Gejala ini sangat kentara dan nyata terluhat pada model pemberitaan atau progra current issue di televisi swasta, yang mengkhususkan pada berita. Impartialitas acap kali diabaikan. Pemilik yang sedang getol memobilisasi dukungan politik, bisa muncul setiap saat bak pahlawan di medianya. Sementara lawan politiknya cenderung dicerca habis dengan mengabaikan imparsialitas. Secara kasat mata meia TV oleh pemiliknya dipakai sebagai polotical tool gerakan yang dipimpinnya.

Padahal regulasi tentang keharusan imparsialitas bagi media penyiaran itu adalah kewajiban yang berlaku global di berbagai negara demokrasi.

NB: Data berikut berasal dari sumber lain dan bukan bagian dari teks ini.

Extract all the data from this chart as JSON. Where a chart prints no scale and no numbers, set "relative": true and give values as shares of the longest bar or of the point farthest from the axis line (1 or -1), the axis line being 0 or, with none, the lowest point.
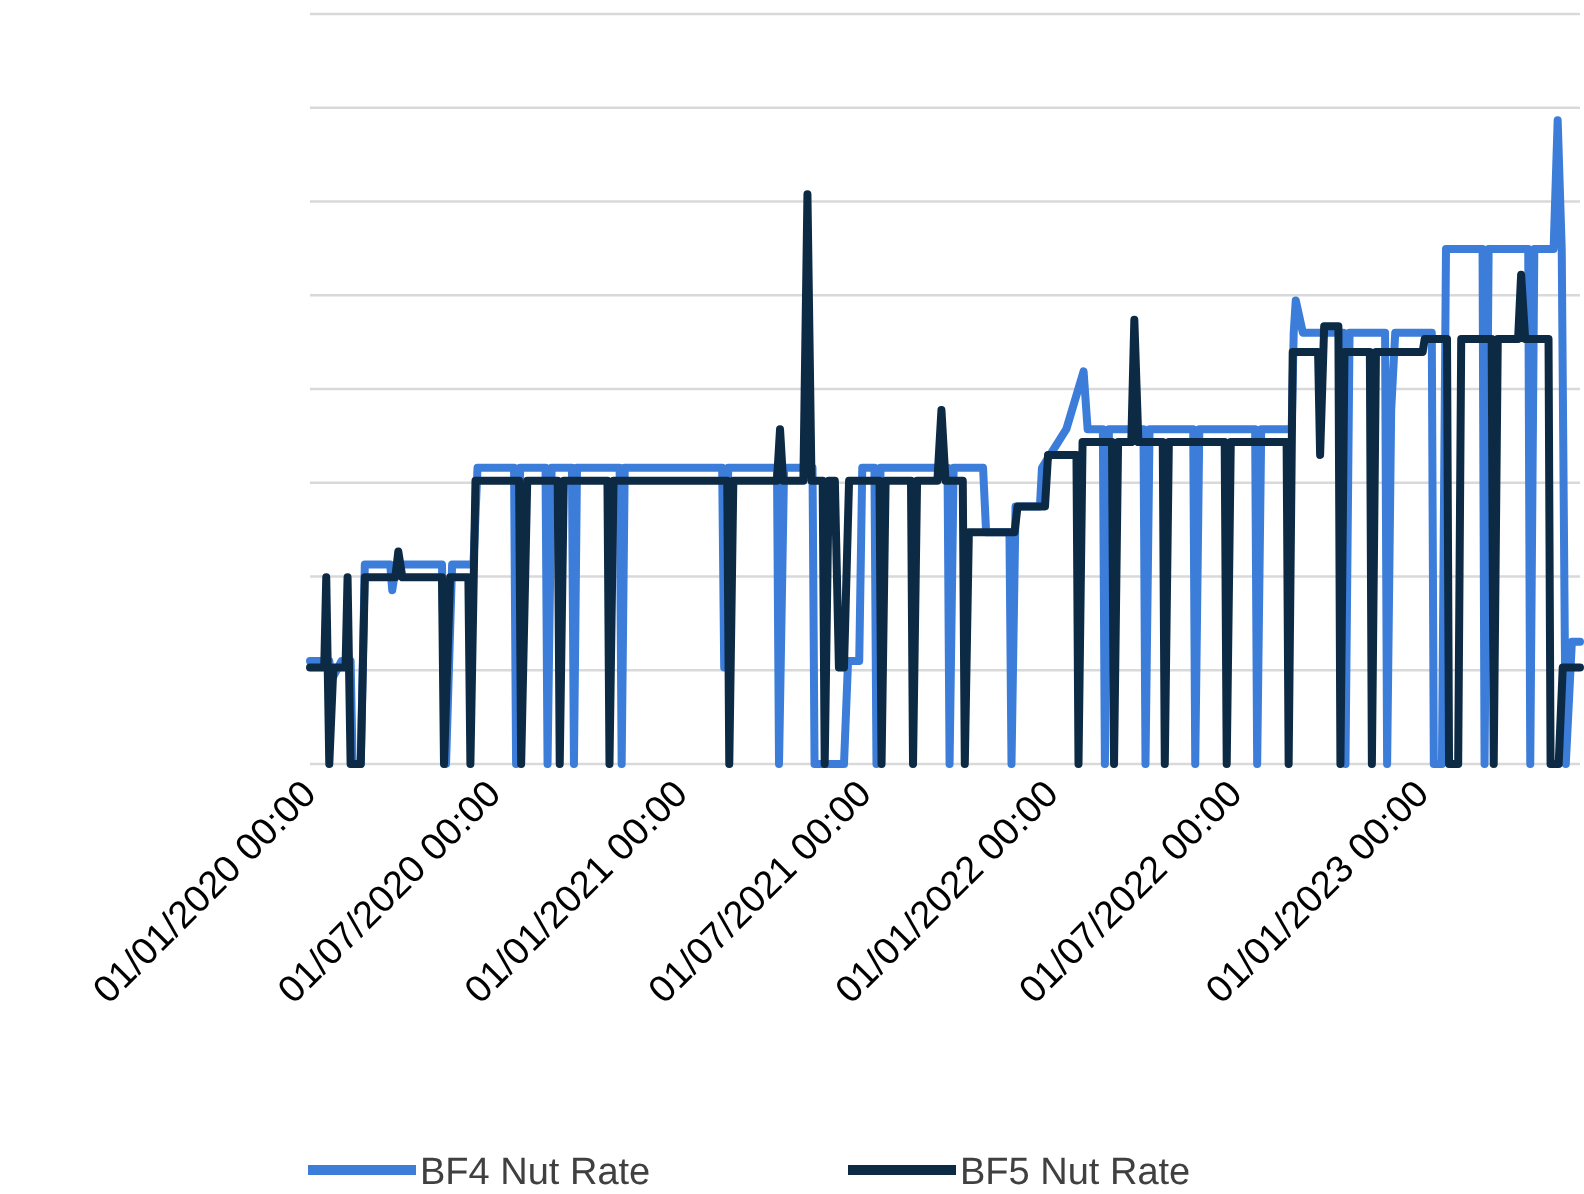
{
  "chart_data": {
    "type": "line",
    "relative": true,
    "grid": "y",
    "legend": "bottom",
    "tick_labels": "x",
    "line_style": "solid",
    "xlim": [
      "2020-01-01",
      "2023-06-05"
    ],
    "xticks": [
      {
        "value": "2020-01-01",
        "label": "01/01/2020 00:00"
      },
      {
        "value": "2020-07-01",
        "label": "01/07/2020 00:00"
      },
      {
        "value": "2021-01-01",
        "label": "01/01/2021 00:00"
      },
      {
        "value": "2021-07-01",
        "label": "01/07/2021 00:00"
      },
      {
        "value": "2022-01-01",
        "label": "01/01/2022 00:00"
      },
      {
        "value": "2022-07-01",
        "label": "01/07/2022 00:00"
      },
      {
        "value": "2023-01-01",
        "label": "01/01/2023 00:00"
      }
    ],
    "series": [
      {
        "name": "BF4 Nut Rate",
        "color": "#3c7dd9",
        "x": [
          "2020-01-01",
          "2020-01-20",
          "2020-01-22",
          "2020-02-01",
          "2020-02-10",
          "2020-02-12",
          "2020-02-20",
          "2020-02-24",
          "2020-03-20",
          "2020-03-22",
          "2020-03-26",
          "2020-05-10",
          "2020-05-14",
          "2020-05-20",
          "2020-06-10",
          "2020-06-14",
          "2020-07-20",
          "2020-07-22",
          "2020-07-26",
          "2020-08-20",
          "2020-08-22",
          "2020-08-26",
          "2020-09-15",
          "2020-09-17",
          "2020-09-20",
          "2020-11-01",
          "2020-11-03",
          "2020-11-06",
          "2021-02-10",
          "2021-02-12",
          "2021-02-16",
          "2021-04-05",
          "2021-04-07",
          "2021-04-12",
          "2021-05-10",
          "2021-05-12",
          "2021-06-10",
          "2021-06-14",
          "2021-06-25",
          "2021-06-28",
          "2021-07-10",
          "2021-07-12",
          "2021-07-16",
          "2021-09-20",
          "2021-09-22",
          "2021-09-26",
          "2021-10-25",
          "2021-10-28",
          "2021-11-20",
          "2021-11-22",
          "2021-11-26",
          "2021-12-20",
          "2021-12-22",
          "2022-01-15",
          "2022-02-01",
          "2022-02-05",
          "2022-02-20",
          "2022-02-22",
          "2022-02-26",
          "2022-04-01",
          "2022-04-03",
          "2022-04-07",
          "2022-05-20",
          "2022-05-22",
          "2022-05-26",
          "2022-07-20",
          "2022-07-22",
          "2022-07-26",
          "2022-08-25",
          "2022-08-27",
          "2022-08-29",
          "2022-09-05",
          "2022-10-15",
          "2022-10-17",
          "2022-10-21",
          "2022-11-25",
          "2022-11-27",
          "2022-12-01",
          "2022-12-05",
          "2023-01-10",
          "2023-01-12",
          "2023-01-20",
          "2023-01-24",
          "2023-03-01",
          "2023-03-03",
          "2023-03-07",
          "2023-04-15",
          "2023-04-17",
          "2023-04-21",
          "2023-05-10",
          "2023-05-14",
          "2023-05-18",
          "2023-05-22",
          "2023-05-28",
          "2023-06-05"
        ],
        "values": [
          0.16,
          0.16,
          0.13,
          0.16,
          0.16,
          0,
          0,
          0.31,
          0.31,
          0.27,
          0.31,
          0.31,
          0,
          0.31,
          0.31,
          0.46,
          0.46,
          0,
          0.46,
          0.46,
          0,
          0.46,
          0.46,
          0,
          0.46,
          0.46,
          0,
          0.46,
          0.46,
          0.15,
          0.46,
          0.46,
          0,
          0.46,
          0.46,
          0,
          0,
          0.16,
          0.16,
          0.46,
          0.46,
          0,
          0.46,
          0.46,
          0,
          0.46,
          0.46,
          0.36,
          0.36,
          0,
          0.4,
          0.4,
          0.46,
          0.52,
          0.61,
          0.52,
          0.52,
          0,
          0.52,
          0.52,
          0,
          0.52,
          0.52,
          0,
          0.52,
          0.52,
          0,
          0.52,
          0.52,
          0.67,
          0.72,
          0.67,
          0.67,
          0,
          0.67,
          0.67,
          0,
          0.55,
          0.67,
          0.67,
          0,
          0,
          0.8,
          0.8,
          0,
          0.8,
          0.8,
          0,
          0.8,
          0.8,
          1,
          0.8,
          0,
          0.19,
          0.19
        ]
      },
      {
        "name": "BF5 Nut Rate",
        "color": "#0d2a45",
        "x": [
          "2020-01-01",
          "2020-01-15",
          "2020-01-17",
          "2020-01-20",
          "2020-01-24",
          "2020-02-05",
          "2020-02-07",
          "2020-02-10",
          "2020-02-20",
          "2020-02-24",
          "2020-03-25",
          "2020-03-28",
          "2020-04-01",
          "2020-05-10",
          "2020-05-12",
          "2020-05-18",
          "2020-06-05",
          "2020-06-07",
          "2020-06-12",
          "2020-07-25",
          "2020-07-27",
          "2020-08-02",
          "2020-09-01",
          "2020-09-03",
          "2020-09-07",
          "2020-10-20",
          "2020-10-22",
          "2020-10-26",
          "2021-02-15",
          "2021-02-17",
          "2021-02-21",
          "2021-04-05",
          "2021-04-08",
          "2021-04-11",
          "2021-05-01",
          "2021-05-05",
          "2021-05-09",
          "2021-05-20",
          "2021-05-22",
          "2021-05-26",
          "2021-06-01",
          "2021-06-05",
          "2021-06-10",
          "2021-06-15",
          "2021-07-15",
          "2021-07-17",
          "2021-07-21",
          "2021-08-15",
          "2021-08-17",
          "2021-08-21",
          "2021-09-10",
          "2021-09-14",
          "2021-09-18",
          "2021-10-05",
          "2021-10-07",
          "2021-10-11",
          "2021-11-25",
          "2021-11-28",
          "2021-12-25",
          "2021-12-28",
          "2022-01-25",
          "2022-01-27",
          "2022-01-31",
          "2022-03-01",
          "2022-03-03",
          "2022-03-07",
          "2022-03-20",
          "2022-03-23",
          "2022-03-27",
          "2022-04-20",
          "2022-04-22",
          "2022-04-26",
          "2022-06-20",
          "2022-06-22",
          "2022-06-26",
          "2022-08-20",
          "2022-08-22",
          "2022-08-26",
          "2022-09-20",
          "2022-09-22",
          "2022-09-26",
          "2022-10-10",
          "2022-10-12",
          "2022-10-16",
          "2022-11-10",
          "2022-11-12",
          "2022-11-16",
          "2023-01-01",
          "2023-01-03",
          "2023-01-25",
          "2023-01-27",
          "2023-02-05",
          "2023-02-08",
          "2023-03-10",
          "2023-03-12",
          "2023-03-16",
          "2023-04-05",
          "2023-04-08",
          "2023-04-12",
          "2023-05-05",
          "2023-05-07",
          "2023-05-15",
          "2023-05-19",
          "2023-06-05"
        ],
        "values": [
          0.15,
          0.15,
          0.29,
          0,
          0.15,
          0.15,
          0.29,
          0,
          0,
          0.29,
          0.29,
          0.33,
          0.29,
          0.29,
          0,
          0.29,
          0.29,
          0,
          0.44,
          0.44,
          0,
          0.44,
          0.44,
          0,
          0.44,
          0.44,
          0,
          0.44,
          0.44,
          0,
          0.44,
          0.44,
          0.52,
          0.44,
          0.44,
          0.885,
          0.44,
          0.44,
          0,
          0.44,
          0.44,
          0.15,
          0.15,
          0.44,
          0.44,
          0,
          0.44,
          0.44,
          0,
          0.44,
          0.44,
          0.55,
          0.44,
          0.44,
          0,
          0.36,
          0.36,
          0.4,
          0.4,
          0.48,
          0.48,
          0,
          0.5,
          0.5,
          0,
          0.5,
          0.5,
          0.69,
          0.5,
          0.5,
          0,
          0.5,
          0.5,
          0,
          0.5,
          0.5,
          0,
          0.64,
          0.64,
          0.48,
          0.68,
          0.68,
          0,
          0.64,
          0.64,
          0,
          0.64,
          0.64,
          0.66,
          0.66,
          0,
          0,
          0.66,
          0.66,
          0,
          0.66,
          0.66,
          0.76,
          0.66,
          0.66,
          0,
          0,
          0.15,
          0.15
        ]
      }
    ]
  }
}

Terlebih telah diatur dalam UU 32/2002 tentan Penyiaran pasal 36 ayat 4 yang menyebutkan “Isi siaran wajib dijaga netralitasnya dan tidak boleh mengutamakan kepentingan glongan”. Kemudian, berdasarkan aturan KPI No.9/2004 tentang Pedoman Perilaku Penyiaran dan Standar Program Siaran pasal 5 ayat e “Lembaga penyiaran menjunjung tinggi prinsip ketidak berpihakan dan keakuratan”.

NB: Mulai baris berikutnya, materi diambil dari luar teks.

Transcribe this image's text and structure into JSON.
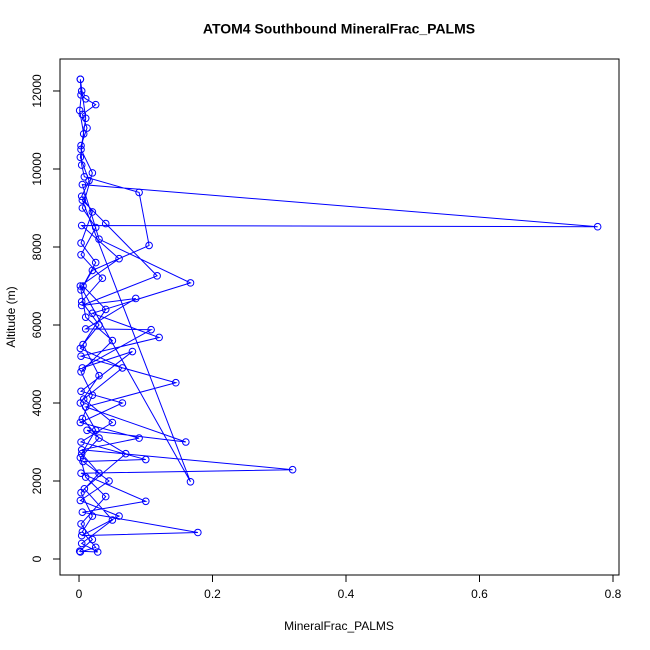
{
  "chart_data": {
    "type": "line",
    "title": "ATOM4 Southbound MineralFrac_PALMS",
    "x_label": "MineralFrac_PALMS",
    "y_label": "Altitude (m)",
    "color": "#0000ff",
    "markers": true,
    "xlim": [
      -0.0285,
      0.809
    ],
    "ylim": [
      -410,
      12820
    ],
    "xticks": [
      0.0,
      0.2,
      0.4,
      0.6,
      0.8
    ],
    "yticks": [
      0,
      2000,
      4000,
      6000,
      8000,
      10000,
      12000
    ],
    "x": [
      0.002,
      0.003,
      0.01,
      0.025,
      0.005,
      0.012,
      0.003,
      0.004,
      0.008,
      0.09,
      0.105,
      0.02,
      0.003,
      0.01,
      0.05,
      0.003,
      0.02,
      0.005,
      0.03,
      0.002,
      0.01,
      0.04,
      0.003,
      0.02,
      0.001,
      0.028,
      0.004,
      0.05,
      0.008,
      0.07,
      0.012,
      0.16,
      0.01,
      0.145,
      0.003,
      0.12,
      0.02,
      0.167,
      0.03,
      0.005,
      0.777,
      0.004,
      0.06,
      0.002,
      0.167,
      0.005,
      0.04,
      0.117,
      0.004,
      0.085,
      0.01,
      0.108,
      0.005,
      0.08,
      0.003,
      0.065,
      0.002,
      0.09,
      0.004,
      0.32,
      0.003,
      0.1,
      0.005,
      0.178,
      0.004,
      0.06,
      0.002,
      0.045,
      0.006,
      0.1,
      0.003,
      0.05,
      0.007,
      0.065,
      0.002,
      0.04,
      0.006,
      0.025,
      0.003,
      0.02,
      0.004,
      0.015,
      0.002,
      0.007,
      0.001,
      0.004,
      0.002,
      0.01,
      0.003,
      0.02,
      0.005,
      0.025,
      0.003,
      0.035,
      0.004,
      0.03,
      0.006,
      0.03,
      0.002,
      0.025,
      0.004,
      0.03,
      0.003,
      0.02,
      0.005,
      0.025,
      0.002
    ],
    "values": [
      12300,
      11900,
      11800,
      11650,
      11400,
      11050,
      10600,
      10100,
      9800,
      9400,
      8040,
      7400,
      6900,
      6200,
      5600,
      4800,
      4200,
      3600,
      3100,
      2600,
      2100,
      1600,
      900,
      500,
      200,
      180,
      400,
      1000,
      1800,
      2700,
      3300,
      3000,
      3900,
      4520,
      5200,
      5680,
      6300,
      7080,
      8200,
      9600,
      8520,
      8550,
      7700,
      7000,
      1980,
      9200,
      8600,
      7260,
      6500,
      6680,
      5900,
      5880,
      4900,
      5320,
      4300,
      4000,
      3500,
      3100,
      2800,
      2290,
      2200,
      1480,
      1200,
      680,
      600,
      1100,
      1500,
      2000,
      2500,
      2550,
      3000,
      3500,
      4100,
      4900,
      5400,
      6400,
      7000,
      7600,
      8100,
      8900,
      9300,
      9700,
      10300,
      10900,
      11500,
      12000,
      12300,
      11300,
      10500,
      9900,
      9000,
      8500,
      7800,
      7200,
      6600,
      6000,
      5500,
      4700,
      4000,
      3300,
      2700,
      2200,
      1700,
      1100,
      700,
      300,
      180
    ]
  }
}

Pasal 9 tentang prinsip jurnalistik: “ Lembaga penyiaran harus menyajikan informasi dalam program faktual dengan senantiasa mengindahkan prinsip akurasi, keadilan, dan ketidak berpihakan (imparsialitas).”

Persoalannya, bagaiman ketika prinsip dan ketentuan imparsialitas sudah begitu lama diabaikan. Sementara UU dan KPI diterjang. Sebenarnya KPI sudah memperingati media televisi yang sedang bermasalah ini. Tapi tampaknnya tabiat melanggar Imparsialitas terus saja kembali terus dulangi. Karena itu bisa dipahami jika ada pernyataan keras, dari pihak yang merasa  diperlakukan tidak adil.